La paura, il senso di colpa nel rivendicare il diritto a esistere secondo i dettami del proprio essere più autentico e gli “introietti” delle cattive relazioni familiari di origine fanno in lei il resto, conducendola al sospetto verso se stessa e gli altri, quegli altri a cui potrebbe oggi chiedere aiuto per sostenere la più legittima delle battaglie d’indipendenza e libertà. Ed è proprio a partire da questo punto che le suggerisco di cominciare ad operare un cambiamento di rotta: è bene, infatti, che lei consideri non solamente gli ostacoli “esterni”, cioè, ma anche quelli “interni”, verso il conseguimento di una condizione migliore e più consona al completo sviluppo della sua personalità. Di fatti, una volta avviata una richiesta di aiuto nella corretta direzione, lei sarà ogni giorno meno sola nell’affrontare le inevitabili difficoltà di un confronto con un uomo possessivo, violento e paranoide, che la considera come una proprietà di cui disporre a suo piacimento e arbitrio.

Prima di fornirle alcuni riferimenti pratici per avanzare una concreta richiesta di aiuto (indispensabili nel suo caso), vorrei rammentarle la riflessione di una grande sociologa marocchina recentemente scomparsa: Fatema Mernissi (1940 – 2015), la quale nel suo più testo più famoso, “L’harem e l’Occidente” (2000 – trad. it. Giunti Editore Roma, 2009), spiega con estrema precisione come le società maschiliste tendano sempre a rinchiudere le donne in un qualche tipo di harem (cioè uno spazio chiuso e interdetto: che sia esso edificato in muratura o mediante condizionamenti mentali). In tali contesti, il maschio vede accrescersi il proprio terrore paranoico nei confronti della donna in proporzione all’oppressione che esprime nei confronti del corpo di quella. Il corpo della donna viene di fatti percepito come quella realtà “perturbante” su cu lui ha “proiettato” i principali contenuti della propria Anima: cosicché più questa donna-Anima viene mortificata e più, nell’inconscio maschile, essa assume connotati di minacciosa potenza.

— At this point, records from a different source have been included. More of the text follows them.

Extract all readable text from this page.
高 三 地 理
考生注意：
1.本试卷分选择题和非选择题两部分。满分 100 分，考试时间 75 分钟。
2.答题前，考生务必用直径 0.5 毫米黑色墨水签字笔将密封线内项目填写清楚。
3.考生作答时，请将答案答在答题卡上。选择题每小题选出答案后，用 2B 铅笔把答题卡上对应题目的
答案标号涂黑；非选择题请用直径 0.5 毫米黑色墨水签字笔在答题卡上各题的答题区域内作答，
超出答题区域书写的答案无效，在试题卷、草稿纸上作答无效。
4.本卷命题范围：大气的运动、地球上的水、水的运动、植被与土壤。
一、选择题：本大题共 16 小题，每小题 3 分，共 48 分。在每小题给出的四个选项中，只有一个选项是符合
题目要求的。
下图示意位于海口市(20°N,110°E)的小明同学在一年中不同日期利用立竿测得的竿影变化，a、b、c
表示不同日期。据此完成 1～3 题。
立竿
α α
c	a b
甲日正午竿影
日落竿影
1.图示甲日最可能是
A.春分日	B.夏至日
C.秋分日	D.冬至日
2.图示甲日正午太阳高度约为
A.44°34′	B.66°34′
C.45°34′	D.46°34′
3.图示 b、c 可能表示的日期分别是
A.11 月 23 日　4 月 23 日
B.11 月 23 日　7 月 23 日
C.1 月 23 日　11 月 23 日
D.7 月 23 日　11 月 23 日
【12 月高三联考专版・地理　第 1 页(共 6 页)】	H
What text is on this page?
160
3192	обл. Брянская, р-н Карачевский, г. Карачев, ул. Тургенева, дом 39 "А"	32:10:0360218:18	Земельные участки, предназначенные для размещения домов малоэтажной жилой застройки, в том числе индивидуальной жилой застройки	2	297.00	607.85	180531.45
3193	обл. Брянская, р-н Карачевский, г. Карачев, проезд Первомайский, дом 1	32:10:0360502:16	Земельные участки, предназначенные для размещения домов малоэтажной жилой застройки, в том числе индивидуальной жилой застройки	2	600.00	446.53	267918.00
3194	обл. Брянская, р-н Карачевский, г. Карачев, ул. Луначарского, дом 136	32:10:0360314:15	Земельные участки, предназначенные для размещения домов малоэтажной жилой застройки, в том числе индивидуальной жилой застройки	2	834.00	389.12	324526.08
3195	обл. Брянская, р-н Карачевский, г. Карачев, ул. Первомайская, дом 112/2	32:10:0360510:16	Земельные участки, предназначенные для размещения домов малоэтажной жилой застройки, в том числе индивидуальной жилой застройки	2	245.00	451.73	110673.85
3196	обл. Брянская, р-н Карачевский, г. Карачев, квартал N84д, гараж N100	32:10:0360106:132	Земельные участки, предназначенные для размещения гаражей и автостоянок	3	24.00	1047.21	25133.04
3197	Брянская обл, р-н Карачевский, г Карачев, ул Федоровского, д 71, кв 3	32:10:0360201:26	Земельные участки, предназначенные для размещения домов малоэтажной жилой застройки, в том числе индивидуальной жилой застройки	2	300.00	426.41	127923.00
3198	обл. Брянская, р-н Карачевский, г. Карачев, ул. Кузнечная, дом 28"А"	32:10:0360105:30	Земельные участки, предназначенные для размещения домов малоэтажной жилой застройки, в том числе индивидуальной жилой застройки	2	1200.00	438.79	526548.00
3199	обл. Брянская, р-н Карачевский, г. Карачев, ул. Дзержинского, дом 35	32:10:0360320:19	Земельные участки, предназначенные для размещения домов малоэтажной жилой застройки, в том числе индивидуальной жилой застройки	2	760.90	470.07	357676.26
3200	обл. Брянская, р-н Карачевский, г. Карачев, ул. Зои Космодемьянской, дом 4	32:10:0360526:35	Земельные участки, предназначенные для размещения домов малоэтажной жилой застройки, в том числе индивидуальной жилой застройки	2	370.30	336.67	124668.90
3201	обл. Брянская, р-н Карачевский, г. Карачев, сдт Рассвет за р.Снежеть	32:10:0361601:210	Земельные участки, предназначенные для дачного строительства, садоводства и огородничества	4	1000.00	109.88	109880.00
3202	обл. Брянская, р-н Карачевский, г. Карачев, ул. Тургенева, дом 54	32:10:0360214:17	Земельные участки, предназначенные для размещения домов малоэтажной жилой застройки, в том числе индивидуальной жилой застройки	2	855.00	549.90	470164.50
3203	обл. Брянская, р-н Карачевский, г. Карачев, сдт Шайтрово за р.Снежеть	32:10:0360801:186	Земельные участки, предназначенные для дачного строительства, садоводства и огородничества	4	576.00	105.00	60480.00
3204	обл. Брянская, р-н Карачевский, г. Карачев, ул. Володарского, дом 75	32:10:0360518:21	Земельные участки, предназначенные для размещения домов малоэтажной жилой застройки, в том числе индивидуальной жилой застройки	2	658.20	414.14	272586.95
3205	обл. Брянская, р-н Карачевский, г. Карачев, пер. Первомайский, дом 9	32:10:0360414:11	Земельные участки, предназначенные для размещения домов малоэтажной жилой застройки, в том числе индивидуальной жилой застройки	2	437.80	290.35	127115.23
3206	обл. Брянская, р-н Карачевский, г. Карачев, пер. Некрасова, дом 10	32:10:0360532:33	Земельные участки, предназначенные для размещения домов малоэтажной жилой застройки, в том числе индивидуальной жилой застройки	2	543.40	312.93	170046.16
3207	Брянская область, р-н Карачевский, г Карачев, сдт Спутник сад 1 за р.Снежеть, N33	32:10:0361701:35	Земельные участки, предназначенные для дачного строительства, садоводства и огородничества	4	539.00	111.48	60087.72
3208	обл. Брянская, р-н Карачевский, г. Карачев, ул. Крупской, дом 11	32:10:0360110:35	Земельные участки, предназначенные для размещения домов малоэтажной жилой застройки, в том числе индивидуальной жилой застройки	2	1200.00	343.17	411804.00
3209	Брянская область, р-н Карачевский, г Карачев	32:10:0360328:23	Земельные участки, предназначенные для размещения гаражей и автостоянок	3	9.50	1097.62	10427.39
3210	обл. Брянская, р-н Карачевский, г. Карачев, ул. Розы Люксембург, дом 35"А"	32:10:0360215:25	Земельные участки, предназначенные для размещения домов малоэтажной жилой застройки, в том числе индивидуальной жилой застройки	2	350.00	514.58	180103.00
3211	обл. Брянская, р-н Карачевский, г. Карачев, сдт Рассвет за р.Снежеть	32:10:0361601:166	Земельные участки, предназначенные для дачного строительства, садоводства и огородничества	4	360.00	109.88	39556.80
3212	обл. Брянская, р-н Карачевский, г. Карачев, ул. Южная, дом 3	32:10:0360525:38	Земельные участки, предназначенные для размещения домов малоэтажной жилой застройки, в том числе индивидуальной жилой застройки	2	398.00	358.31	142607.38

Un circolo vizioso paradossale che dà il via a spirali di violenza, le quali, altrimenti, apparirebbero assurde e incomprensibili.

In tutto ciò, solo l’intervento della “Legge” – intesa come espressione psicologica e socioculturale della giustizia (e che, pertanto, va ben aldilà della macchina giudiziaria, dato che interessa la coscienza partecipe e attiva di tutti i membri della società) – può rompere il folle cortocircuito di questa morbosa e quotidiana violenza. Nel caso che la riguarda, le violenze che hanno inquinato la sua esperienza di “figlia” le hanno mostrato un aspetto della “Legge” distruttivo, a causa di una prolungata assenza o, peggio, della sua bieca perversione nel contesto della famiglia di origine. Questa esperienza continuativa e fondante ha rafforzato un Super-io divorante, che le fa provare colpa nel rivendicare i suoi inalienabili diritti di donna e di essere umano. Il Super-io opera inconsciamente, infatti, così: più ottiene e più pretende, più  ruba e più fa sentire ladri le sue vittime. Questa spirale fantasmatica va, dunque, spezzata: a Ischia, la potranno supportare seri professionisti privati nel campo della psicoterapia e centri sociosanitari pubblici specializzati nel lavoro con le donne vittime di abusi e violenze. Per quanto concerne l’ambito legale, poi, vii sono poi avvocati, come Michele Calise e Maria Di Scala, che hanno patrocinato già molte cause di questo genere. Inoltre, varie testate giornalistiche locali e associazioni come la FIDAPA e i Lions si sono spesi e sono tuttora impegnati nella lotta a questa intollerabile piaga.

Lei, mia cara lettrice, da oggi è un pochino meno sola: la sua bottiglia ha raggiunto la riva e qualcuno sta già cominciando a leggere il messaggio.